Member of the Mississippi State Senate from the 21st district
- In office January 1872 – January 1880
- Preceded by: J. M. Stone
- Succeeded by: David Johnson

Personal details
- Born: February 24, 1840 Mississippi, U.S.
- Died: November 9, 1895 (aged 55) Alva, Oklahoma Territory, U.S.
- Party: Democratic

= R. H. Allen =

American merchant and politician (1840-1895)
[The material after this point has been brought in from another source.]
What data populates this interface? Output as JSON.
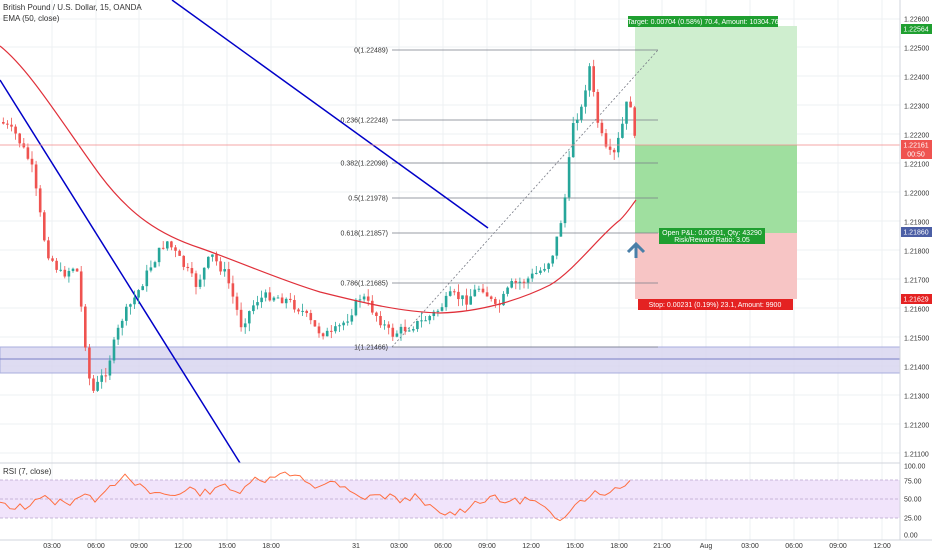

Robert Harrison Allen (February 24, 1840 – November 9, 1895) was an American merchant, planter, and Democratic politician. He represented Itawamba and Lee Counties in the Mississippi State Senate from 1872 to 1880.

== Biography ==
Robert Harrison Allen was born on February 24, 1840, in Mississippi. He was the son of David M. Allen and Sallie A. (Spencer) Allen. His brother was U.S. Congressman from Mississippi, John M. Allen. During the American Civil War, Allen served as a Lieutenant in the 19th Mississippi Infantry. He was a merchant and planter who lived in Baldwyn, Mississippi. In 1871, Allen was elected to represent the 21st District (Itawamba and Lee Counties) as a Democrat in the Mississippi State Senate. Allen continued serving through the 1878 session. Allen was the appointed by President Grover Cleveland to be a Receiver of Public Monies in the Oklahoma Territory. Allen died in Alva, Oklahoma Territory on November 9, 1895.